The Targum adds a detail found nowhere in the Hebrew text: Joseph "had appointed notaries at the gates of the city to register daily, of every one who came, his name and the name of his father." He was running a surveillance operation. Every foreigner entering Egypt was logged by name and patronymic. Joseph was not passively waiting. He was actively hunting for ten specific names.

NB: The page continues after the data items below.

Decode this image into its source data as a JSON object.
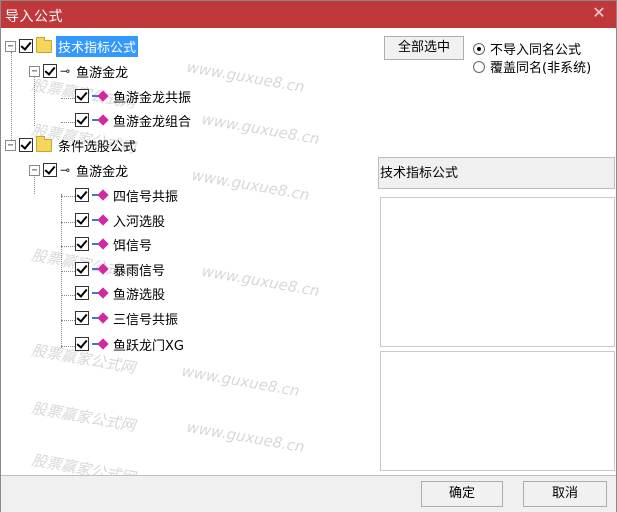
{
  "window": {
    "title": "导入公式",
    "close_icon": "close-icon"
  },
  "tree": {
    "nodes": [
      {
        "label": "技术指标公式",
        "kind": "folder",
        "expander": "−",
        "selected": true
      },
      {
        "label": "鱼游金龙",
        "kind": "key",
        "expander": "−"
      },
      {
        "label": "鱼游金龙共振",
        "kind": "formula"
      },
      {
        "label": "鱼游金龙组合",
        "kind": "formula"
      },
      {
        "label": "条件选股公式",
        "kind": "folder",
        "expander": "−"
      },
      {
        "label": "鱼游金龙",
        "kind": "key",
        "expander": "−"
      },
      {
        "label": "四信号共振",
        "kind": "formula"
      },
      {
        "label": "入河选股",
        "kind": "formula"
      },
      {
        "label": "饵信号",
        "kind": "formula"
      },
      {
        "label": "暴雨信号",
        "kind": "formula"
      },
      {
        "label": "鱼游选股",
        "kind": "formula"
      },
      {
        "label": "三信号共振",
        "kind": "formula"
      },
      {
        "label": "鱼跃龙门XG",
        "kind": "formula"
      }
    ],
    "watermark_cn": "股票赢家公式网",
    "watermark_en": "www.guxue8.cn"
  },
  "options": {
    "select_all_label": "全部选中",
    "radio_no_import": "不导入同名公式",
    "radio_overwrite": "覆盖同名(非系统)",
    "selected_radio": "no_import"
  },
  "details": {
    "category_label": "技术指标公式"
  },
  "footer": {
    "ok_label": "确定",
    "cancel_label": "取消"
  },
  "colors": {
    "titlebar": "#c0383a",
    "selection": "#3399ff",
    "formula_diamond": "#d12aa0"
  }
}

When the brothers arrive, they do not go straight to Joseph. The Targum says they "looked through all the streets, and public places, and hospices, but could not find him." They were searching too—for their lost brother—but in the wrong places. They expected a slave, not a viceroy. The irony is devastating: both sides were searching for each other, and only one side knew it.

The Targum also explains the recognition gap with a concrete physical detail. Joseph recognized his brothers "because, when separated from them, they had the token of the beard." But they could not recognize him "because at that time he had not the token of the beard, and at this hour he had it." He was seventeen and beardless when they sold him. Now he was a grown man with an Egyptian appearance.

When Joseph takes Shimeon as hostage, Genesis gives no reason for choosing him specifically. The Targum does: Shimeon was selected because he "had counselled them to kill him." This was not random—it was precise, targeted justice. The brother who once proposed murder now sat in chains.

Another telling addition: after Levi discovers the returned money, the Targum specifies it was Levi who opened his sack first because "he had been left without Shimeon his companion." The inseparable pair of Levi and Shimeon—who together destroyed Shechem (Genesis 34:25)—were now forcibly separated, and Levi felt the absence keenly.

When Jacob hears the news, his lament in the Targum is more pointed than in Genesis: "Of Joseph you said, An evil beast hath devoured him; of Shimeon you have said, The king of the land hath bound him; and Benjamin you seek to take away—upon me is the anguish of all of them." Three sons lost in sequence, and Jacob names each one (Genesis 42:36).